One folk art version of crop art is called seed art, a visual art form created in mosaic-style, similar to the technique of pointillism in painting, or needlepoint textiles. Seed mosaic images are created by fixing vegetable matter, especially seeds, to a background. Coleen Sheehy, in Seed Queen quotes a classic text on the subject: Decorating with Seed mosaics, Chipped Glass and Plant materials (first pub.1960) by Elenor Van Rennslaer "...mosaics are tiles, glass, or stones set in mortar. Instead of these you can create a different kind of mosaic using such plant materials as seeds, tiny pods, and flowers" (Sheehy 49).

=== Sioux City Corn Palaces ===
One prominent example of seed art is corn palaces. Originating in Sioux City, Iowa in 1887, corn palaces have been a part of American culture for over a hundred years. The first corn palace ever built took roughly 240 people to build and decorate, and it was decorated with imagery of gods such as Mondamin, Demeter, and Ceres. The palace was open for observation from October 3rd, 1887, to October 8th, 1887. Because of the success of the first palace, the people of Sioux City constructed 4 more palaces over the next 4 years, spanning until 1891.

=== Mitchell Corn Palace ===
After the corn palaces of Sioux City came the Corn Palace of Mitchell, South Dakota, which was first built for the 1892 Corn Exposition. Outer walls of the building were -and still are- covered in murals made from multi-colored ears of corn (Sheehy 24). Oscar Howe, a Native American artist from the Crow Creek Indian Reservation, designed the annual murals of the Mitchell Corn Palace from 1948 to 1971. Howe's murals were designed in his own unique art style which is described as "modern Indian art".

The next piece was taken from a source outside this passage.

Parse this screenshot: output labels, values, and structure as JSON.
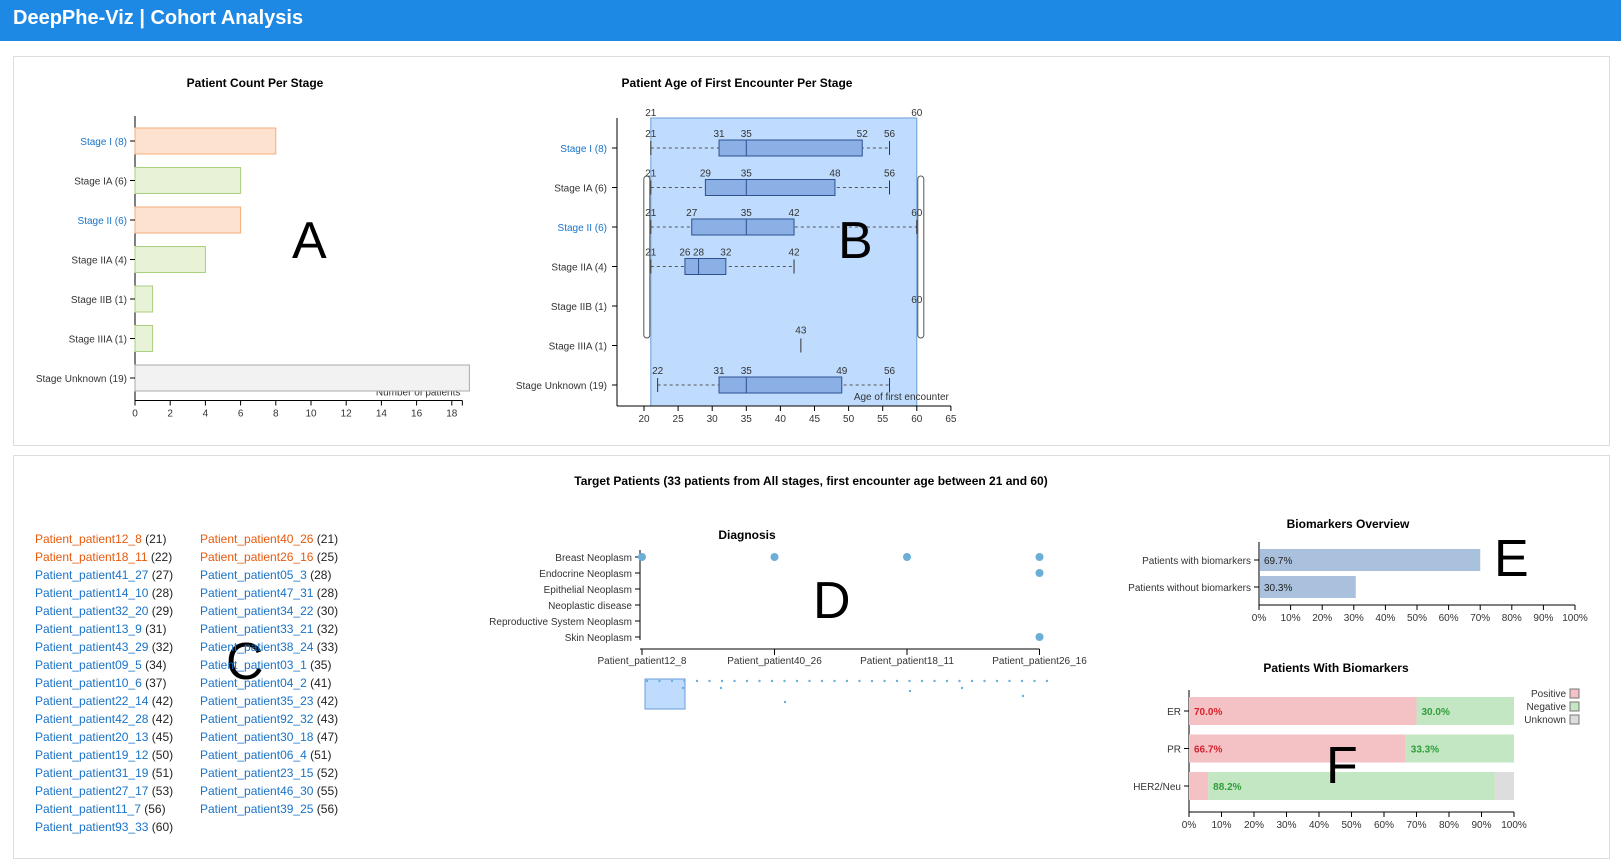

=== Minnesota State Fair ===
Seed art is also prominent in the Minnesota State Fair. The early editions of this fair were funded by wealthy locals who wanted to advertise their land to people from other states. Seed art was used to do this because it demonstrated that there was an excess of food within the state. In more modern times, the seed mosaic portraits by Lillian Colton are examples of seed art at the fair. Her seed portraits of celebrities were exhibited in the strictly defined "Crop art" category at the Minnesota State Fair beginning in 1966. Rules for entry of Crop art allow "only seeds from Minnesota-grown farm crops or cultivated garden flowers, fruits, and vegetables" with no wild plant seeds permitted. Colton continued to teach and make Crop art until her death at age 97 in 2007 (Sheehy 2).

=== Modern Day ===
A new generation of Crop, or Seed artists, known as the "Postmodern School of Minnesota Crop Art" (Sheehy 90) is continuing this folk tradition. Some of these artists are "Cathy Camper, Alan Carpenter, Kim Cope, Linda Koutsky, Nancy Loung, Suzy Mears, Laura Melnick, and David Steinlicht" (Sheehy 90). There is a custodial aspect and preservation ethic associated with this plant-based art form. Making Crop art is not only a way preserving and rejuvenating a vibrant folk craft but its practice foregrounds the need to collect, store, and value the lore and varieties of seeds.
In Los Angeles, the Tournament of Roses Parade floats employ the flowers of plants in a similar collage or mosaic style.

==Crop circles==
The term crop art might be used to describe formations known as crop circles. Crop circles first came to mass media attention during the 1980s after they were noticed in some agricultural fields in southern England (Ency Rel/Spir). Most often the images consist of very large and intricate series of rings and lines formed when standing crops, such as wheat and rye are flattened into patterns. Some attribute these designs to the marks left by landings of extraterrestrial craft because the images are usually very large, appear over a short period of time, and some do not show any visible tracks into or out of the design. These same type of figures are found all over the world; though many do not attribute their manifestation to visitations by alien beings. Crop circles are sometimes called crop formations, agroglyphs, or pictograms. Some are also created by recognized "landscape artists" for commercial purposes.